Two of three Northern premiers said action plans will be created in response to the final report that delves into missing and murdered Indigenous women and girls.
The Yukon government is one of those jurisdictions, according to Premier Sandy Silver.
“We’re looking forward to addressing actions of the root causes of this crisis and we’re going to do that with our partners, with the Yukon Advisory Committee,” he said on June 14 after a territorial premiers’ forum hosted in Dawson City.
“We, as Canadians, we’re all affected by these tragic events that have been documented through this inquiry and we have stake in not only ending violence against Indigenous women and girls but also LGBTQ2S+ individuals and that’s the good work we’re going to endeavour moving forward.”
The inquiry’s final report was released at a closing ceremony on June 3. It concludes that systemic violence faced by Indigenous women, girls and 2SLGBTQQIA (two-spirit, lesbian, gay, bisexual, transgender, queer, questioning, intersex and asexual) people in Canada amounts to genocide.
There are 231 “calls for justice,” a national action plan being one of them.
It’s unclear when the Yukon government will put such a plan together.
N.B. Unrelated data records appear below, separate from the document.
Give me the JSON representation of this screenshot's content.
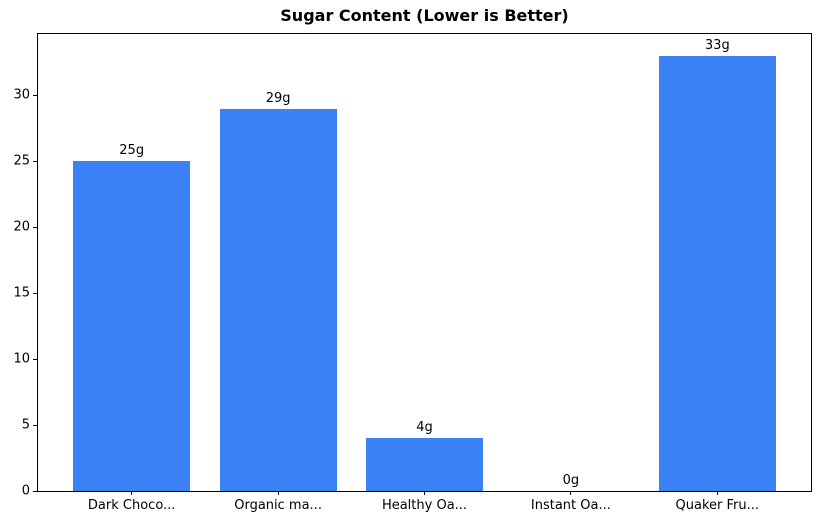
{
  "figure": {
    "title": "Sugar Content (Lower is Better)"
  },
  "chart_data": {
    "type": "bar",
    "title": "Sugar Content (Lower is Better)",
    "categories": [
      "Dark Choco...",
      "Organic ma...",
      "Healthy Oa...",
      "Instant Oa...",
      "Quaker Fru..."
    ],
    "values": [
      25,
      29,
      4,
      0,
      33
    ],
    "bar_labels": [
      "25g",
      "29g",
      "4g",
      "0g",
      "33g"
    ],
    "unit": "g",
    "xlabel": "",
    "ylabel": "",
    "yticks": [
      0,
      5,
      10,
      15,
      20,
      25,
      30
    ],
    "ylim": [
      0,
      34.65
    ],
    "xlim": [
      -0.64,
      4.64
    ],
    "bar_width": 0.8,
    "bar_color": "#3b82f6",
    "grid": false,
    "legend_position": "none"
  }
}
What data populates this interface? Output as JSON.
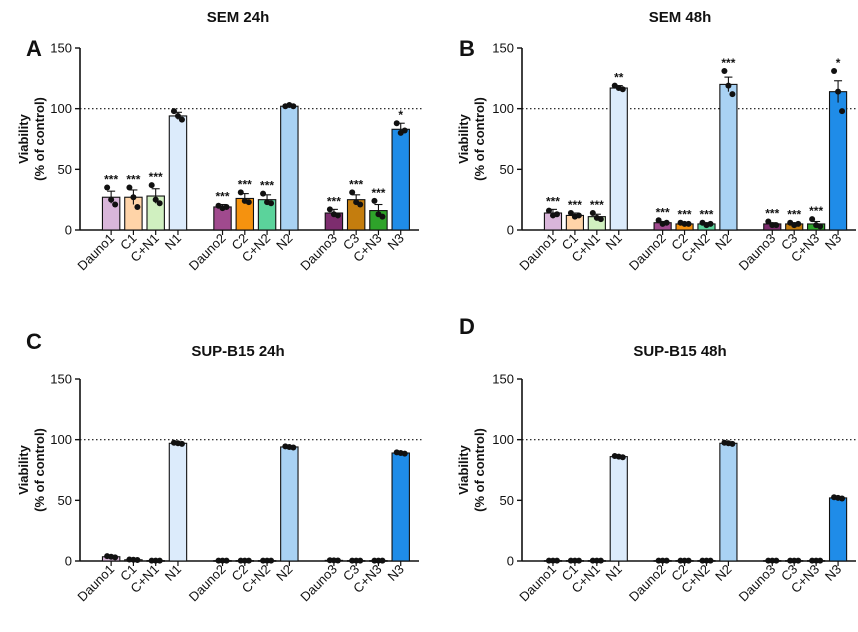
{
  "figure": {
    "ylabel_line1": "Viability",
    "ylabel_line2": "(% of control)",
    "yticks": [
      0,
      50,
      100,
      150
    ],
    "reference_value": 100
  },
  "chart_data": [
    {
      "panel": "A",
      "type": "bar",
      "title": "SEM 24h",
      "ylim": [
        0,
        150
      ],
      "reference_line": 100,
      "categories": [
        "Dauno1",
        "C1",
        "C+N1",
        "N1",
        "Dauno2",
        "C2",
        "C+N2",
        "N2",
        "Dauno3",
        "C3",
        "C+N3",
        "N3"
      ],
      "values": [
        27,
        27,
        28,
        94,
        19,
        26,
        25,
        102,
        14,
        25,
        16,
        83
      ],
      "errors": [
        5,
        6,
        6,
        3,
        2,
        4,
        4,
        1,
        3,
        4,
        5,
        5
      ],
      "points": [
        [
          35,
          25,
          21
        ],
        [
          35,
          27,
          19
        ],
        [
          37,
          25,
          22
        ],
        [
          98,
          94,
          91
        ],
        [
          20,
          18,
          19
        ],
        [
          31,
          24,
          23
        ],
        [
          30,
          23,
          22
        ],
        [
          102,
          103,
          102
        ],
        [
          17,
          13,
          12
        ],
        [
          31,
          23,
          21
        ],
        [
          24,
          13,
          11
        ],
        [
          88,
          80,
          82
        ]
      ],
      "significance": [
        "***",
        "***",
        "***",
        "",
        "***",
        "***",
        "***",
        "",
        "***",
        "***",
        "***",
        "*"
      ],
      "colors": [
        "#D9B6DA",
        "#FFD4A8",
        "#D0F0C0",
        "#DCEBFB",
        "#A04A8E",
        "#F5920F",
        "#5BD39B",
        "#A9D2F3",
        "#7D2D6E",
        "#C47D0E",
        "#2EA32A",
        "#1F8CE8"
      ]
    },
    {
      "panel": "B",
      "type": "bar",
      "title": "SEM 48h",
      "ylim": [
        0,
        150
      ],
      "reference_line": 100,
      "categories": [
        "Dauno1",
        "C1",
        "C+N1",
        "N1",
        "Dauno2",
        "C2",
        "C+N2",
        "N2",
        "Dauno3",
        "C3",
        "C+N3",
        "N3"
      ],
      "values": [
        14,
        12,
        11,
        117,
        6,
        5,
        5,
        120,
        5,
        5,
        5,
        114
      ],
      "errors": [
        3,
        2,
        2,
        2,
        1,
        1,
        1,
        6,
        1,
        1,
        2,
        9
      ],
      "points": [
        [
          16,
          12,
          13
        ],
        [
          14,
          11,
          12
        ],
        [
          14,
          10,
          9
        ],
        [
          119,
          117,
          116
        ],
        [
          8,
          5,
          6
        ],
        [
          6,
          5,
          5
        ],
        [
          6,
          4,
          5
        ],
        [
          131,
          119,
          112
        ],
        [
          7,
          4,
          4
        ],
        [
          6,
          4,
          5
        ],
        [
          9,
          4,
          3
        ],
        [
          131,
          114,
          98
        ]
      ],
      "significance": [
        "***",
        "***",
        "***",
        "**",
        "***",
        "***",
        "***",
        "***",
        "***",
        "***",
        "***",
        "*"
      ],
      "colors": [
        "#D9B6DA",
        "#FFD4A8",
        "#D0F0C0",
        "#DCEBFB",
        "#A04A8E",
        "#F5920F",
        "#5BD39B",
        "#A9D2F3",
        "#7D2D6E",
        "#C47D0E",
        "#2EA32A",
        "#1F8CE8"
      ]
    },
    {
      "panel": "C",
      "type": "bar",
      "title": "SUP-B15 24h",
      "ylim": [
        0,
        150
      ],
      "reference_line": 100,
      "categories": [
        "Dauno1",
        "C1",
        "C+N1",
        "N1",
        "Dauno2",
        "C2",
        "C+N2",
        "N2",
        "Dauno3",
        "C3",
        "C+N3",
        "N3"
      ],
      "values": [
        3.5,
        1,
        0.3,
        97,
        0.3,
        0.3,
        0.3,
        94,
        0.5,
        0.3,
        0.3,
        89
      ],
      "errors": [
        0.5,
        0.3,
        0.1,
        0.5,
        0.1,
        0.1,
        0.1,
        0.5,
        0.1,
        0.1,
        0.1,
        0.5
      ],
      "points": [
        [
          4,
          3.5,
          3
        ],
        [
          1.2,
          1,
          0.8
        ],
        [
          0.3,
          0.3,
          0.3
        ],
        [
          97.5,
          97,
          96.5
        ],
        [
          0.3,
          0.3,
          0.3
        ],
        [
          0.3,
          0.3,
          0.3
        ],
        [
          0.3,
          0.3,
          0.3
        ],
        [
          94.5,
          94,
          93.5
        ],
        [
          0.6,
          0.5,
          0.4
        ],
        [
          0.3,
          0.3,
          0.3
        ],
        [
          0.3,
          0.3,
          0.3
        ],
        [
          89.5,
          89,
          88.5
        ]
      ],
      "significance": [
        "",
        "",
        "",
        "",
        "",
        "",
        "",
        "",
        "",
        "",
        "",
        ""
      ],
      "colors": [
        "#D9B6DA",
        "#FFD4A8",
        "#D0F0C0",
        "#DCEBFB",
        "#A04A8E",
        "#F5920F",
        "#5BD39B",
        "#A9D2F3",
        "#7D2D6E",
        "#C47D0E",
        "#2EA32A",
        "#1F8CE8"
      ]
    },
    {
      "panel": "D",
      "type": "bar",
      "title": "SUP-B15 48h",
      "ylim": [
        0,
        150
      ],
      "reference_line": 100,
      "categories": [
        "Dauno1",
        "C1",
        "C+N1",
        "N1",
        "Dauno2",
        "C2",
        "C+N2",
        "N2",
        "Dauno3",
        "C3",
        "C+N3",
        "N3"
      ],
      "values": [
        0.3,
        0.3,
        0.3,
        86,
        0.3,
        0.3,
        0.3,
        97,
        0.3,
        0.3,
        0.3,
        52
      ],
      "errors": [
        0.1,
        0.1,
        0.1,
        0.5,
        0.1,
        0.1,
        0.1,
        0.5,
        0.1,
        0.1,
        0.1,
        0.5
      ],
      "points": [
        [
          0.3,
          0.3,
          0.3
        ],
        [
          0.3,
          0.3,
          0.3
        ],
        [
          0.3,
          0.3,
          0.3
        ],
        [
          86.5,
          86,
          85.5
        ],
        [
          0.3,
          0.3,
          0.3
        ],
        [
          0.3,
          0.3,
          0.3
        ],
        [
          0.3,
          0.3,
          0.3
        ],
        [
          97.5,
          97,
          96.5
        ],
        [
          0.3,
          0.3,
          0.3
        ],
        [
          0.3,
          0.3,
          0.3
        ],
        [
          0.3,
          0.3,
          0.3
        ],
        [
          52.5,
          52,
          51.5
        ]
      ],
      "significance": [
        "",
        "",
        "",
        "",
        "",
        "",
        "",
        "",
        "",
        "",
        "",
        ""
      ],
      "colors": [
        "#D9B6DA",
        "#FFD4A8",
        "#D0F0C0",
        "#DCEBFB",
        "#A04A8E",
        "#F5920F",
        "#5BD39B",
        "#A9D2F3",
        "#7D2D6E",
        "#C47D0E",
        "#2EA32A",
        "#1F8CE8"
      ]
    }
  ]
}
A spokesperson with cabinet communications said that no timeline has been set.
“As more information about the action plan becomes available, we will share it with local media,” said Matthew Cameron in a written statement.
Nuvavut’s Premier, Joe Savikataaq, said officials are going over the report now, adding that there are 42 Inuit-specific recommendations included in it.
“We’ll be looking into them and coming up with an action plan on that,” he said.
Bob McLeod, premier of the Northwest Territories, didn’t explicitly state that an action plan will be created, but said his government will respond to the report in a “timely basis.”
“We’re hoping to be able to respond at our next session, which is the last two weeks of August, 2019,” he said.
Other topics were raised at the forum, which occurred on both June 13 and 14.
Climate change, being one, but also issues like disaster mitigation and energy issues.
More work needs to be done in order to build up the Arctic and respond to its distinct needs, a point held by each premier.
“Ottawa needs to have a lot more nation building when it comes to dealing with the Arctic,” Silver said. “We keep on having to describe the unique circumstances of the North. It doesn’t matter what the topic is with funding.”
Savikataaq, McLeod and Silver said more funds from federal coffers are urgently needed to bolster Northern infrastructure.
“We are so far behind on our infrastructure needs,” Savikataaq said. “We want to get to where the rest of Canada is, that southern Canadians take for granted that we don’t have up here.”